Let $K, L$ be quotient fields of integral domains $\left({R, +_R, \circ_R}\right), \left({S, +_S, \circ_S}\right)$ respectively.

Let $\phi: R \to S$ be a monomorphism.

Then there is one and only one monomorphism $\psi: K \to L$ extending $\phi$, and:

$\displaystyle \forall x \in R, y \in R^*: \psi \left({\frac x y}\right) = \frac {\phi \left({x}\right)} {\phi \left({y}\right)}$

Also, if $\phi$ is a ring isomorphism, then so is $\psi$.

Proof

By definition, $\left({K, \circ_R}\right)$ and $\left({L, \circ_S}\right)$ are inverse completions of $\left({R, \circ_R}\right)$ and $\left({S, \circ_S}\right)$ respectively.

So by the Extension Theorem for Homomorphisms, there is one and only one monomorphism $\psi: \left({K, \circ_R}\right) \to \left({L, \circ_S}\right)$ extending $\phi$.

Thus:

$\displaystyle \forall x \in R, y \in R^*: \psi \left({\frac x y}\right) = \frac {\phi \left({x}\right)} {\phi \left({y}\right)}$

By the Extension Theorem for Isomorphisms, $\psi$ is an isomorphism if $\phi$ is.

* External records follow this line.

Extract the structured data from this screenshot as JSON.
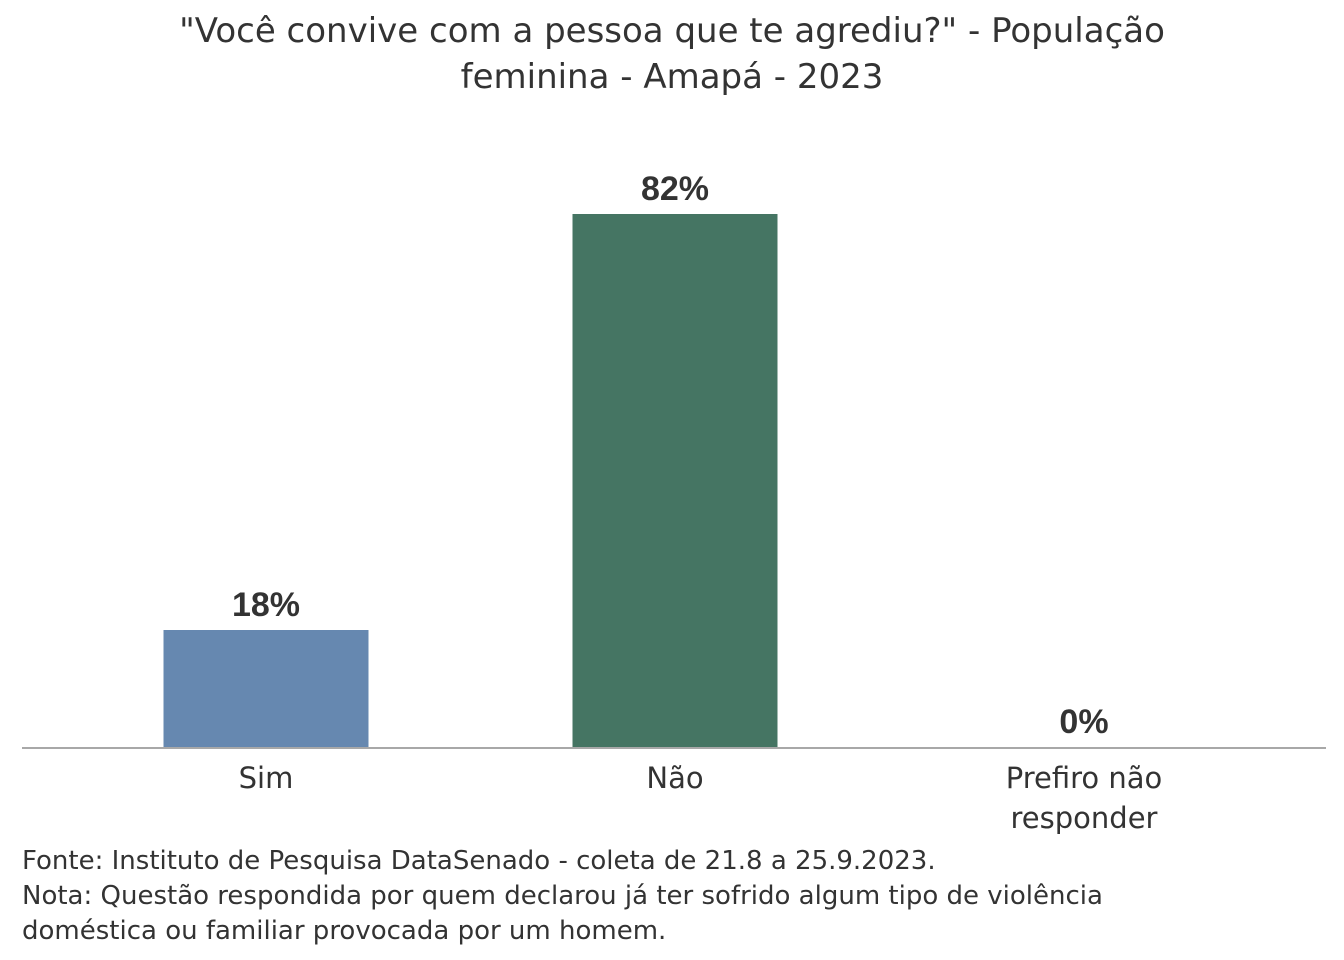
{
  "chart_data": {
    "type": "bar",
    "title": "\"Você convive com a pessoa que te agrediu?\" - População feminina - Amapá - 2023",
    "title_lines": [
      "\"Você convive com a pessoa que te agrediu?\" - População",
      "feminina - Amapá - 2023"
    ],
    "categories": [
      "Sim",
      "Não",
      "Prefiro não responder"
    ],
    "category_lines": [
      [
        "Sim"
      ],
      [
        "Não"
      ],
      [
        "Prefiro não",
        "responder"
      ]
    ],
    "values": [
      18,
      82,
      0
    ],
    "data_labels": [
      "18%",
      "82%",
      "0%"
    ],
    "colors": [
      "#6688b0",
      "#457563",
      "#999999"
    ],
    "ylim": [
      0,
      100
    ],
    "xlabel": "",
    "ylabel": "",
    "grid": false,
    "legend": "none"
  },
  "footnote": {
    "source": "Fonte: Instituto de Pesquisa DataSenado - coleta de 21.8 a 25.9.2023.",
    "note_line1": "Nota: Questão respondida por quem declarou já ter sofrido algum tipo de violência",
    "note_line2": "doméstica ou familiar provocada por um homem."
  }
}
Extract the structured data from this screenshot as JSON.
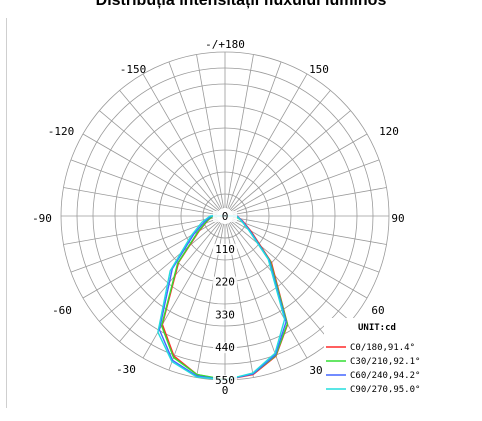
{
  "page": {
    "title": "Distribuția intensității fluxului luminos"
  },
  "chart_data": {
    "type": "polar",
    "title": "Distribuția intensității fluxului luminos",
    "unit_label": "UNIT:cd",
    "angle_ticks": [
      "-/+180",
      "-150",
      "150",
      "-120",
      "120",
      "-90",
      "90",
      "-60",
      "60",
      "-30",
      "30",
      "0"
    ],
    "radial_ticks": [
      "0",
      "110",
      "220",
      "330",
      "440",
      "550"
    ],
    "r_max": 550,
    "series": [
      {
        "name": "C0/180,91.4°",
        "color": "#ff2a2a",
        "theta": [
          -90,
          -75,
          -60,
          -45,
          -30,
          -20,
          -10,
          0,
          10,
          20,
          30,
          45,
          60,
          75,
          90
        ],
        "r": [
          40,
          60,
          100,
          220,
          420,
          500,
          540,
          550,
          540,
          500,
          420,
          220,
          100,
          60,
          40
        ]
      },
      {
        "name": "C30/210,92.1°",
        "color": "#33dd33",
        "theta": [
          -90,
          -75,
          -60,
          -45,
          -30,
          -20,
          -10,
          0,
          10,
          20,
          30,
          45,
          60,
          75,
          90
        ],
        "r": [
          40,
          62,
          105,
          225,
          425,
          505,
          540,
          548,
          538,
          498,
          418,
          215,
          95,
          55,
          35
        ]
      },
      {
        "name": "C60/240,94.2°",
        "color": "#4466ff",
        "theta": [
          -90,
          -75,
          -60,
          -45,
          -30,
          -20,
          -10,
          0,
          10,
          20,
          30,
          45,
          60,
          75,
          90
        ],
        "r": [
          45,
          70,
          120,
          250,
          440,
          515,
          545,
          550,
          538,
          495,
          410,
          210,
          95,
          58,
          40
        ]
      },
      {
        "name": "C90/270,95.0°",
        "color": "#22dddd",
        "theta": [
          -90,
          -75,
          -60,
          -45,
          -30,
          -20,
          -10,
          0,
          10,
          20,
          30,
          45,
          60,
          75,
          90
        ],
        "r": [
          50,
          80,
          130,
          260,
          450,
          520,
          548,
          550,
          535,
          490,
          400,
          205,
          90,
          55,
          38
        ]
      }
    ]
  }
}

Thus, $\forall x, y \in R, z, w \in R^*$:

 $\displaystyle \psi \left({\frac x z +_R \frac y w}\right)$ $=$ $\displaystyle \psi \left({\frac {\left({x \circ_R w}\right) +_R \left({y \circ_R z}\right)} {z \circ_R w} }\right)$ Addition of Division Products $\displaystyle$ $=$ $\displaystyle \frac {\phi \left({\left({x \circ_R w}\right) +_R \left({y \circ_R z}\right)}\right)} {\phi \left({z \circ_R w}\right)}$ Definition of $\psi$ $\displaystyle$ $=$ $\displaystyle \frac {\left({\phi \left({x}\right) \circ_S \phi \left({w}\right)}\right) +_S \left({\phi \left({y}\right) \circ_S \phi \left({z}\right)}\right)} {\phi \left({z}\right) \circ_S \phi \left({w}\right)}$ Morphism Property $\displaystyle$ $=$ $\displaystyle \frac {\phi \left({x}\right)} {\phi \left({z}\right)} +_S \frac {\phi \left({y}\right)} {\phi \left({w}\right)}$ Addition of Division Products $\displaystyle$ $=$ $\displaystyle \psi \left({\frac x z}\right) +_S \psi \left({\frac y w}\right)$ Definition of $\psi$

Thus $\psi: K \to L$ is a monomorphism.

$\blacksquare$